"Next Generation" excluding 13" MBP


macrumors 6502a
Original poster
Jan 12, 2008
At this point, for those liking the 13" size, would there be much reason not to abandon the MBP for the Air?

Near as I can tell, about the only "improvement" Apple made to the 13" MBP—when one might have expected a whole lot more—is removal of the optical drive (or at least I see no mention of it in the specs). Other than that, what of any significance? Even their tarted up 15" MBP retina display seems to boast at best a slight evolutionary improvement over previous models.

Meanwhile, in direct comparison with all 13" models the Air comes out largely even, in some respects better. The base 13" MBP has only a marginally faster processor over the maxed out Air (although option of 2.9GHz if willing to pay more). Other than that, the displays are roughly equivalent, and by some measures the Air's better. If opting for the most possible ram in either, at 8GB, and a decent 256GB SSD in storage, the Air is even $100 less expensive than the Pro. Not to mention being substantially less heavy, and arguably far more stylish.

I have no idea what Apple is thinking, but appears in no hurry to make the 13" MBP all it might be, when it could have been incredible.

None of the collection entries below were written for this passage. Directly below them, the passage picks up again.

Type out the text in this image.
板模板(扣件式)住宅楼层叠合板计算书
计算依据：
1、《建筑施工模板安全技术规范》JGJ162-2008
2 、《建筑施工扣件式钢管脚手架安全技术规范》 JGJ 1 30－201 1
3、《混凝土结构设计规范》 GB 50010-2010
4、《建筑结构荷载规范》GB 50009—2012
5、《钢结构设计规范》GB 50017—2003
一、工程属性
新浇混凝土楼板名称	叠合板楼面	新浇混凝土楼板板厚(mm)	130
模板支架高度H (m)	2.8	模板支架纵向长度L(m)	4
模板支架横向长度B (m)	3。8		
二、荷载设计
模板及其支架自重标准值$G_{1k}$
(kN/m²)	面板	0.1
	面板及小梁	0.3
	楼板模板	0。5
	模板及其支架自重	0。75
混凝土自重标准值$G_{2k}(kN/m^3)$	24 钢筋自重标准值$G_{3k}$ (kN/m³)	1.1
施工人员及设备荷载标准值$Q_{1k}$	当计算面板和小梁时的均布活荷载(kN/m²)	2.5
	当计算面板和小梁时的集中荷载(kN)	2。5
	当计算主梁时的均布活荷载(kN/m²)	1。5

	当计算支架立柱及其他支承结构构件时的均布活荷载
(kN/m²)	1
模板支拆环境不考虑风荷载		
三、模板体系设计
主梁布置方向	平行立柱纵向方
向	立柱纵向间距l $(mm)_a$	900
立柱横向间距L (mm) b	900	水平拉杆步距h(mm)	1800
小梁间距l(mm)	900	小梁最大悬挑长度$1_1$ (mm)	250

For those having waited until now, perhaps one's patience best met in what the new MacBook Air now offers.


macrumors 68040
Feb 6, 2009
The 13" and 15" MBPs with the old form factor ("MBP Classic" anyone?) Are mostly for those who can't say goodbye to Ethernet, DVD drives, and large, cheap HDDs.

As far as I know the 13" MBP still has an ODD. The biggest upgrade is probably the USB 3.0.

At this point I think the Air is a much better buy at $1199 than the MBP unless you really need that extra few percentage points of processing power.

Upgrading to 8GB of RAM on the Air (important to do up front because you can't upgrade it later) only costs $100, bringing you to $1299.

You'll have a machine that's thinner and lighter than the 13" MBP, has a higher resolution screen, still has Thunderbolt and USB 3.0, and is faster in many day to day tasks because of the SSD. If you really need Ethernet on occasion you can get a gigabit adapter from Apple.

I think we'll see a 13" Retina Macbook Pro within 12 months and the retirement of the "classic" Macbook Pro models within 24 months.


macrumors member
Jul 31, 2011
The MBP being upgradable is a big reason for me. I can buy the base MBP and at any point install a SSD, or more memory. With the air you are locked in from day 1.